Изменить размер шрифта - +
 — Бабушка Хуанита хорошо понимает, что надо людям. Она устроила им карнавал.

Пинсона потрясла горечь в ее голосе.

— Карнавал?

— Это же лучше, чем сидеть сложа руки и изводить друг друга. Да, вы с бабушкой Хуанитой прекрасно потрудились. Вам удалось убедить людей, что, скорее всего, их освободят, но на самом деле в глубине души все понимают — шансов выжить у нас не так уж и много. Ты почувствовал, как сгущается ночью атмосфера страха? Считаешь, что заложники чем-то сильно отличаются от убийц-солдат за стенами этого собора? Или, если уж на то пошло, от любого испанского обывателя? Иногда мне кажется, что вся война не более чем один гигантский карнавал. Масштабная коррида, любовный роман со смертью…

Мария говорила громко и резко. Томас с изумлением смотрел на нее во все глаза.

— Может, фашисты и правы, — с горечью добавила она, — чтобы держать нас в узде, нам нужна католическая церковь с аутодафе и рассказами об аде и вечных муках. Сколько веков мы полагались на нее и ее проклятые обряды!

— Ты сама не веришь в то, что говоришь. Вспомни, как ты ночью рассказывала мне про своего отца, анархизм и идеальное общество, которое вы надеялись построить!

Мария тряхнула волосами и вдруг, подхватив Томаса, крепко прижала его к себе. Казалось, это придало ей сил и одновременно успокоило.

— Прости, — сказала она. — Наверное, я так себя веду, потому что ужасно злюсь из-за всей этой идиотской ситуации, в которой мы оказались. А может, все дело в том, что мне хочется курить — сигареты-то кончились. Ничего, как-нибудь. Пошли, малыш, — попыталась она выдавить из себя веселую улыбку, — принесем дедушке завтрак.

Немного погодя они устроились на скамье и принялись сосредоточенно макать хлеб в баранью подливку. Лихорадочное веселье, охватившее заложников, продлилось недолго. Люди расселись, где кому было удобно, и теперь молча доедали завтрак.

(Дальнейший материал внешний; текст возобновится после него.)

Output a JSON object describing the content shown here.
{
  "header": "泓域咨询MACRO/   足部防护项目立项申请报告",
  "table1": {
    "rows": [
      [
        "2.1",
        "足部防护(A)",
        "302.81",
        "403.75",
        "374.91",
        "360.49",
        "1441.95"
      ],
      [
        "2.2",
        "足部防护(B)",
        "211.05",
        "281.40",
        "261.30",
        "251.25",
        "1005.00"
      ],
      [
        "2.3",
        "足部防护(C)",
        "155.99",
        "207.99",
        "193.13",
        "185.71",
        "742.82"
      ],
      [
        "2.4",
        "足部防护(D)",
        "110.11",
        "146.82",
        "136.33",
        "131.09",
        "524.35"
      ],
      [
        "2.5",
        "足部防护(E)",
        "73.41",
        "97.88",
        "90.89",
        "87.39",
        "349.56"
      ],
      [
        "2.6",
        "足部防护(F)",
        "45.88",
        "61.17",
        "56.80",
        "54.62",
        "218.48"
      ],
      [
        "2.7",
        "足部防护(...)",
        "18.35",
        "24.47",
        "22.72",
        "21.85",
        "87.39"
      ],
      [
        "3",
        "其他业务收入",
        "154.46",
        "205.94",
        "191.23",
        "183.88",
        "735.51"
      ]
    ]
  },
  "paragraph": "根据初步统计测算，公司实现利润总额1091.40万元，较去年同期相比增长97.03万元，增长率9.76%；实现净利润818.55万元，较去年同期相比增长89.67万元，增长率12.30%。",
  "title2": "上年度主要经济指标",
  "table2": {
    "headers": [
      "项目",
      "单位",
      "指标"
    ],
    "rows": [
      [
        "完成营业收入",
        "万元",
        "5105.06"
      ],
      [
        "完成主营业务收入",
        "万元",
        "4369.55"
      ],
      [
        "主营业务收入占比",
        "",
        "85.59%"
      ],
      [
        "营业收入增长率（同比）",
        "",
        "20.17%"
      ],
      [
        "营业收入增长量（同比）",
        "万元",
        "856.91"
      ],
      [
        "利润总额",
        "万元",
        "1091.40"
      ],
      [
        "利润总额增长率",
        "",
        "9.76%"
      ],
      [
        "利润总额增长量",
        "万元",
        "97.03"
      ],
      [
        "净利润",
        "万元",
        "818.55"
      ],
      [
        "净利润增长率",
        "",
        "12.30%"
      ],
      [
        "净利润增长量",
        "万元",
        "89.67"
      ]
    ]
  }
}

К Томасу подошла бабушка Хуанита. Старуха выглядела усталой, словно ей пришлось изрядно поработать. Погладив мальчика по голове, она тихо прошептала Пинсону:

— Мир вам, профессор. Я пришла сказать, что в случае необходимости можете рассчитывать как на меня, так и на горожан. Они забыли о страхе. Когда придет время, они будут делать то, что вы им скажете.

— Я не очень вас понимаю, — ответил Пинсон.

Загадочно улыбнувшись ему, старуха обратилась к Марии:

— Он хороший человек, сеньора. И вы правильно поступили, не отказав ему в дружбе и утешении. Мальчику нужна мать. Считайте, что я вас благословляю.

Теперь уже и Мария уставилась на нее во все глаза. Хуанита рассмеялась и похлопала себя по голове.

— Может, я уже и немолода, но из ума не выжила. Мои глаза все еще видят, а уши слышат, — она покачала головой так, что затряслись щеки. — Вам не о чем беспокоится, сеньор. Я умею держать рот на замке. Может быть, после того как вернется Пако, мы снова отведаем тушеной баранины, но уже из ведьминого котла — там местечко безопасней, чем здесь, — она усмехнулась и, резко повернувшись, двинулась прочь.

Пинсон проводил ее ошеломленным взглядом. Ну да, Хуанита же говорила ему, что никогда не спит. Значит, она слышала его разговор с Пако. Ну вот, тайное стало явным.

Мария внимательно посмотрела на Энрике.

— Ты от меня что-то скрываешь? — В ее глазах вспыхнула надежда. — Господи, неужели это правда? У тебя есть план?

Профессор не успел ответить. Раздался едва слышный из-за толстых стен собора свист снаряда, а затем оглушающий грохот разрыва, сменившийся гробовой тишиной. Из оконной рамы выпал кусок стекла и со звоном разлетелся, ударившись о пол храма. Пинсон и Мария в ужасе обхватили Томаса, и мальчик оказался прикрыт ими с обеих сторон.